The use of water for therapeutic purposes is an ancient practice of civilizations, which, through new techniques, remains in constant rediscovery. The application of water can occur through its three physical states and part or all of the body can be treated. Immersion of the body in water has become the most comprehensive technique, providing physical and psychological therapeutic benefits.

Such effects can be justified by the physiological influences resulting from the physical properties of water during immersion in a therapeutic pool. The use of water to obtain a cure has been described since the Greek civilization (500 BC), with medical schools created close to the sources for the application of aquatic techniques and its use in specific physical treatments.

Before the exclusive use of Roman athletes, the baths later became centers for health, hygiene, rest and intellectual, recreational and exercise activities, of collective access. In the middle of 330 AD, the main purpose of Roman baths was to heal and treat rheumatic diseases, paralysis and injuries. Considered in the Middle Ages as a pagan act, the use of physical forces and baths suffered a decline, which persisted until the 15th century, when there was a slight resurgence.

Hydrotherapy is thus one of the oldest resources of physiotherapy, being defined as the external use of water for therapeutic purposes. When related to exercise programs, the aquatic environment has numerous advantages compared to the soil. Most of them are mediated by the physiological effects of the environment, arising mainly from the physical effects of water. This is a physiotherapeutic resource that uses physical, physiological and kinesiological effects, resulting from immersion of the body in a pool, as an auxiliary resource for rehabilitation, or in preventing functional changes. The physical forces of water acting on an immersed organism, cause extensive physiological changes, affecting almost all systems of the organism. The physiological effects can be added to those triggered by the practice of physical exercise in water, making the responses more complex. Certainly these responses and their therapeutic effects in a healthy body are different from those that occur in a sick body.

César Sá

César Sá


César is the Founder and President of IOAPT (International Organisation of Aquatic Physical Therapists), a World Physiotherapy Subgroup. He has a degree in Physiotherapy, a postgraduate degree in Water Activities and an MSc in Exercise and Wellness (Portugal). César is also board member of the Aquatic Physiotherapy Interest Group (GIFA) and works in Aquatic Physiotherapy with older people and children with several diseases and disabilities.

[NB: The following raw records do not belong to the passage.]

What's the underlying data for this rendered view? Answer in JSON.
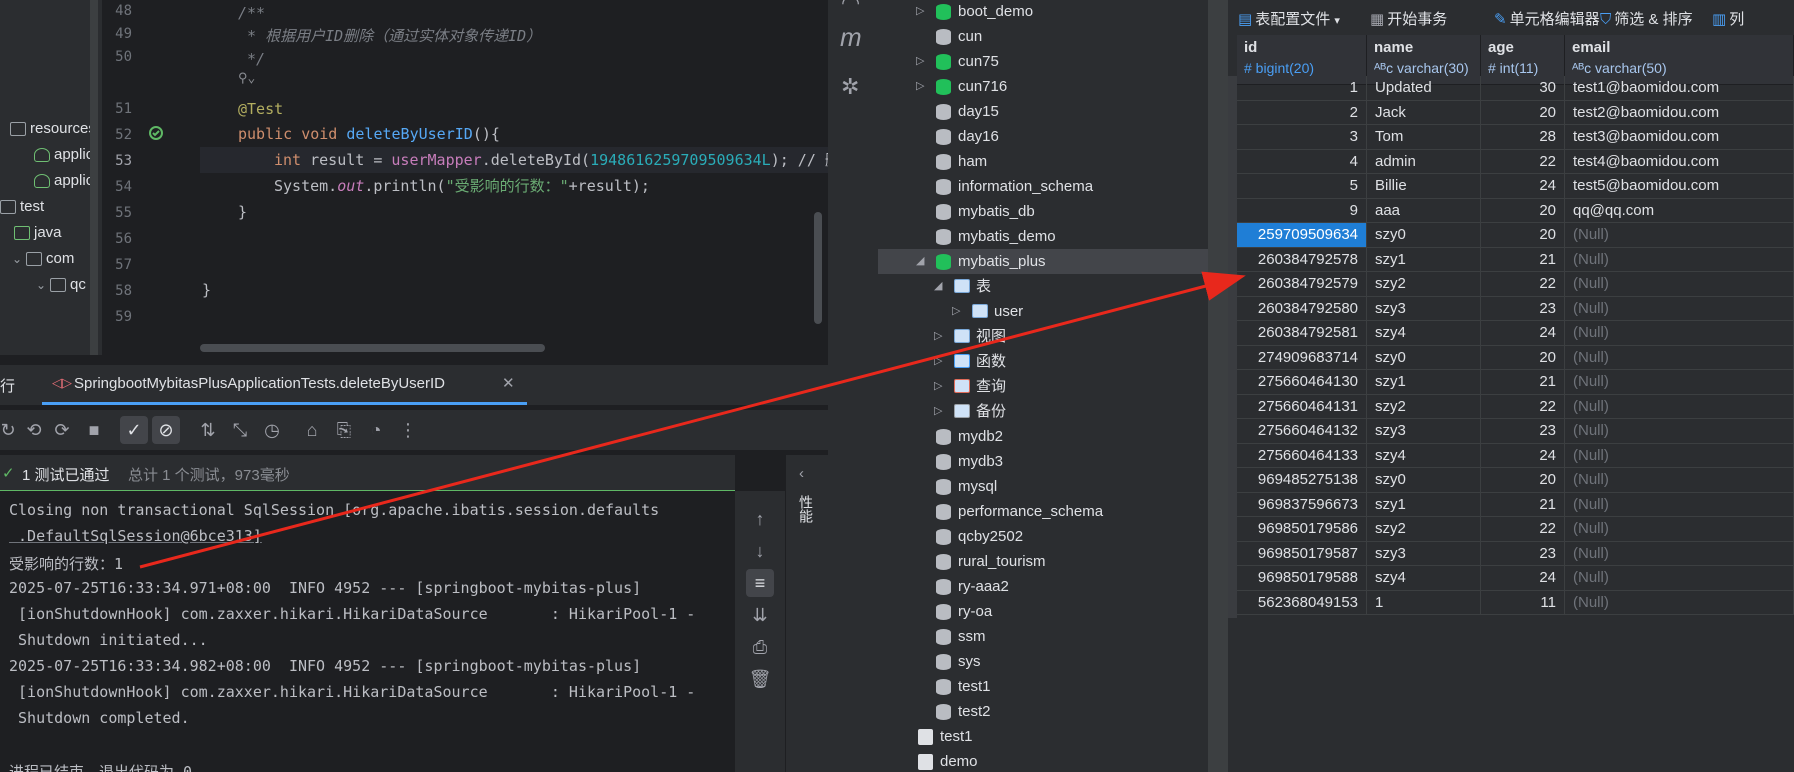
{
  "project_tree": {
    "items": [
      {
        "label": "resources",
        "icon": "folder-icon"
      },
      {
        "label": "applic",
        "icon": "leaf-icon"
      },
      {
        "label": "applic",
        "icon": "leaf-icon"
      },
      {
        "label": "test",
        "icon": "folder-icon"
      },
      {
        "label": "java",
        "icon": "folder-icon"
      },
      {
        "label": "com",
        "icon": "package-icon"
      },
      {
        "label": "qc",
        "icon": "package-icon"
      }
    ]
  },
  "editor": {
    "line_numbers": [
      "48",
      "49",
      "50",
      "51",
      "52",
      "53",
      "54",
      "55",
      "56",
      "57",
      "58",
      "59"
    ],
    "comment_1": "/**",
    "comment_2": " * 根据用户ID删除（通过实体对象传递ID）",
    "comment_3": " */",
    "annotation": "@Test",
    "kw_public": "public",
    "kw_void": "void",
    "method_name": "deleteByUserID",
    "method_tail": "(){",
    "kw_int": "int",
    "var_decl": " result = ",
    "mapper_field": "userMapper",
    "call": ".deleteById(",
    "id_literal": "1948616259709509634L",
    "call_tail": "); // 删",
    "println_start": "System.",
    "println_out": "out",
    "println_mid": ".println(",
    "println_str": "\"受影响的行数：\"",
    "println_tail": "+result);",
    "close_method": "}",
    "close_class": "}"
  },
  "run_panel": {
    "tab_prefix": "行",
    "tab_label": "SpringbootMybitasPlusApplicationTests.deleteByUserID",
    "status_passed": "1 测试已通过",
    "status_summary": "总计 1 个测试，973毫秒",
    "side_label": "性能",
    "console_lines": [
      "Closing non transactional SqlSession [org.apache.ibatis.session.defaults",
      " .DefaultSqlSession@6bce313]",
      "受影响的行数：1",
      "2025-07-25T16:33:34.971+08:00  INFO 4952 --- [springboot-mybitas-plus]",
      " [ionShutdownHook] com.zaxxer.hikari.HikariDataSource       : HikariPool-1 -",
      " Shutdown initiated...",
      "2025-07-25T16:33:34.982+08:00  INFO 4952 --- [springboot-mybitas-plus]",
      " [ionShutdownHook] com.zaxxer.hikari.HikariDataSource       : HikariPool-1 -",
      " Shutdown completed.",
      "",
      "进程已结束，退出代码为 0"
    ]
  },
  "db_nav": {
    "items": [
      {
        "label": "boot_demo",
        "kind": "db",
        "color": "#21c05a",
        "level": 0,
        "expand": "collapsed"
      },
      {
        "label": "cun",
        "kind": "db",
        "color": "#b9bcc2",
        "level": 0,
        "expand": "none"
      },
      {
        "label": "cun75",
        "kind": "db",
        "color": "#21c05a",
        "level": 0,
        "expand": "collapsed"
      },
      {
        "label": "cun716",
        "kind": "db",
        "color": "#21c05a",
        "level": 0,
        "expand": "collapsed"
      },
      {
        "label": "day15",
        "kind": "db",
        "color": "#b9bcc2",
        "level": 0,
        "expand": "none"
      },
      {
        "label": "day16",
        "kind": "db",
        "color": "#b9bcc2",
        "level": 0,
        "expand": "none"
      },
      {
        "label": "ham",
        "kind": "db",
        "color": "#b9bcc2",
        "level": 0,
        "expand": "none"
      },
      {
        "label": "information_schema",
        "kind": "db",
        "color": "#b9bcc2",
        "level": 0,
        "expand": "none"
      },
      {
        "label": "mybatis_db",
        "kind": "db",
        "color": "#b9bcc2",
        "level": 0,
        "expand": "none"
      },
      {
        "label": "mybatis_demo",
        "kind": "db",
        "color": "#b9bcc2",
        "level": 0,
        "expand": "none"
      },
      {
        "label": "mybatis_plus",
        "kind": "db",
        "color": "#21c05a",
        "level": 0,
        "expand": "expanded",
        "selected": true
      },
      {
        "label": "表",
        "kind": "folder",
        "color": "#7aa8d8",
        "level": 1,
        "expand": "expanded"
      },
      {
        "label": "user",
        "kind": "table",
        "color": "#7aa8d8",
        "level": 2,
        "expand": "collapsed"
      },
      {
        "label": "视图",
        "kind": "view",
        "color": "#7aa8d8",
        "level": 1,
        "expand": "collapsed"
      },
      {
        "label": "函数",
        "kind": "function",
        "color": "#4a9ff5",
        "level": 1,
        "expand": "collapsed"
      },
      {
        "label": "查询",
        "kind": "query",
        "color": "#e06c5a",
        "level": 1,
        "expand": "collapsed"
      },
      {
        "label": "备份",
        "kind": "backup",
        "color": "#9aa0a6",
        "level": 1,
        "expand": "collapsed"
      },
      {
        "label": "mydb2",
        "kind": "db",
        "color": "#b9bcc2",
        "level": 0,
        "expand": "none"
      },
      {
        "label": "mydb3",
        "kind": "db",
        "color": "#b9bcc2",
        "level": 0,
        "expand": "none"
      },
      {
        "label": "mysql",
        "kind": "db",
        "color": "#b9bcc2",
        "level": 0,
        "expand": "none"
      },
      {
        "label": "performance_schema",
        "kind": "db",
        "color": "#b9bcc2",
        "level": 0,
        "expand": "none"
      },
      {
        "label": "qcby2502",
        "kind": "db",
        "color": "#b9bcc2",
        "level": 0,
        "expand": "none"
      },
      {
        "label": "rural_tourism",
        "kind": "db",
        "color": "#b9bcc2",
        "level": 0,
        "expand": "none"
      },
      {
        "label": "ry-aaa2",
        "kind": "db",
        "color": "#b9bcc2",
        "level": 0,
        "expand": "none"
      },
      {
        "label": "ry-oa",
        "kind": "db",
        "color": "#b9bcc2",
        "level": 0,
        "expand": "none"
      },
      {
        "label": "ssm",
        "kind": "db",
        "color": "#b9bcc2",
        "level": 0,
        "expand": "none"
      },
      {
        "label": "sys",
        "kind": "db",
        "color": "#b9bcc2",
        "level": 0,
        "expand": "none"
      },
      {
        "label": "test1",
        "kind": "db",
        "color": "#b9bcc2",
        "level": 0,
        "expand": "none"
      },
      {
        "label": "test2",
        "kind": "db",
        "color": "#b9bcc2",
        "level": 0,
        "expand": "none"
      },
      {
        "label": "test1",
        "kind": "connection",
        "color": "#dfe1e5",
        "level": -1,
        "expand": "none"
      },
      {
        "label": "demo",
        "kind": "connection",
        "color": "#dfe1e5",
        "level": -1,
        "expand": "none"
      }
    ]
  },
  "table_view": {
    "toolbar": {
      "config_label": "表配置文件",
      "begin_tx_label": "开始事务",
      "cell_editor_label": "单元格编辑器",
      "filter_sort_label": "筛选 & 排序",
      "columns_label": "列"
    },
    "columns": [
      {
        "name": "id",
        "type": "bigint(20)"
      },
      {
        "name": "name",
        "type": "varchar(30)"
      },
      {
        "name": "age",
        "type": "int(11)"
      },
      {
        "name": "email",
        "type": "varchar(50)"
      }
    ],
    "rows": [
      [
        "1",
        "Updated",
        "30",
        "test1@baomidou.com"
      ],
      [
        "2",
        "Jack",
        "20",
        "test2@baomidou.com"
      ],
      [
        "3",
        "Tom",
        "28",
        "test3@baomidou.com"
      ],
      [
        "4",
        "admin",
        "22",
        "test4@baomidou.com"
      ],
      [
        "5",
        "Billie",
        "24",
        "test5@baomidou.com"
      ],
      [
        "9",
        "aaa",
        "20",
        "qq@qq.com"
      ],
      [
        "259709509634",
        "szy0",
        "20",
        "(Null)"
      ],
      [
        "260384792578",
        "szy1",
        "21",
        "(Null)"
      ],
      [
        "260384792579",
        "szy2",
        "22",
        "(Null)"
      ],
      [
        "260384792580",
        "szy3",
        "23",
        "(Null)"
      ],
      [
        "260384792581",
        "szy4",
        "24",
        "(Null)"
      ],
      [
        "274909683714",
        "szy0",
        "20",
        "(Null)"
      ],
      [
        "275660464130",
        "szy1",
        "21",
        "(Null)"
      ],
      [
        "275660464131",
        "szy2",
        "22",
        "(Null)"
      ],
      [
        "275660464132",
        "szy3",
        "23",
        "(Null)"
      ],
      [
        "275660464133",
        "szy4",
        "24",
        "(Null)"
      ],
      [
        "969485275138",
        "szy0",
        "20",
        "(Null)"
      ],
      [
        "969837596673",
        "szy1",
        "21",
        "(Null)"
      ],
      [
        "969850179586",
        "szy2",
        "22",
        "(Null)"
      ],
      [
        "969850179587",
        "szy3",
        "23",
        "(Null)"
      ],
      [
        "969850179588",
        "szy4",
        "24",
        "(Null)"
      ],
      [
        "562368049153",
        "1",
        "11",
        "(Null)"
      ]
    ],
    "highlighted_row": 6,
    "highlight_color": "#1f7ed6"
  },
  "annotation_arrow": {
    "color": "#e8281c"
  }
}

In addition to all the physiological benefits of the aquatic environment, the activities carried out in this environment alone, offer a moment of leisure and relaxation, which promotes social interaction and psychological well-being to its followers. Its effects on body systems have been exploited in the rehabilitation process in the most diverse areas, among them: orthopedics, neurology, pediatrics, obstetrics and gynecology.

All physical principles are clinically useful, without further modification, although they can be extended to a variety of clinical situations using additional equipment. In general, the density can be changed to facilitate or resist movements and assist in supporting and fluctuating the body. The buoyancy force can also help to achieve the above objectives, in addition to being able to assist in decubitus changing techniques and facilitate the displacement of the entire body, such as during gait. Hydrostatic pressure helps to decrease the discharge of weight on the lower limbs, to resolve edema and can serve as a breathing exercise in some respiratory diseases. Viscosity causes resistance to displacement. The variation in the aquatic environment, such as the production of turbulence, creates an interesting medium for the work of static and dynamic balance. The flow can also be modified by equipment such as handstands, which, depending on how they are used, can hinder or facilitate a certain movement.

The movement in aquatic environment, being dependent on the shape of the body when moving in the water and speed, can be modified in numerous ways, creating the most diverse therapeutic situations. The drag force can be used to facilitate the movements of both the patient and the therapist. Once the patient is positioned behind the therapist, the resistance movement is overcome by the therapist and facilitated for the patient. The reverse is also true.

The usefulness of the warm water temperature depends on its great capacity to retain and transfer heat. For the human organism it means comfort, improved peripheral circulation and pain relief. The physiotherapist must take care of the temperature of the pool water and the temperature and humidity of the air, as the excess or sharp drop in temperature can cause imbalances and even damage to the patient’s body. From a physiological point of view, countless responses are triggered by the action of physical forces acting on the body immersed in water, such as the readjustment of the circulatory, respiratory, renal systems and the activation of the thermoregulation mechanisms. These responses can be added to those triggered by physical exercise.


Becker, B. E.; Cole, A. J. (2000) – Terapia Aquática Moderna. Brasil: Editora Manole.

Bender, T. et al (2005) ¬- Hydrotherapy, balneotherapy, and spa treatment in pain management. Rheumatol Int, 25 (3), 220-224.

Campion, M. (2000) – Hidroterapia: Princípios e Prática. Brasil: Editora Manole Lda. 

Geytenbeek, J. (2002) – Evidence for Effective Hydrotherapy. Physiotherapy. 88 (9), 514-529.

Routi, R. G. et al (2000) – Reabilitação Aquática. Brasil: Editora Manole.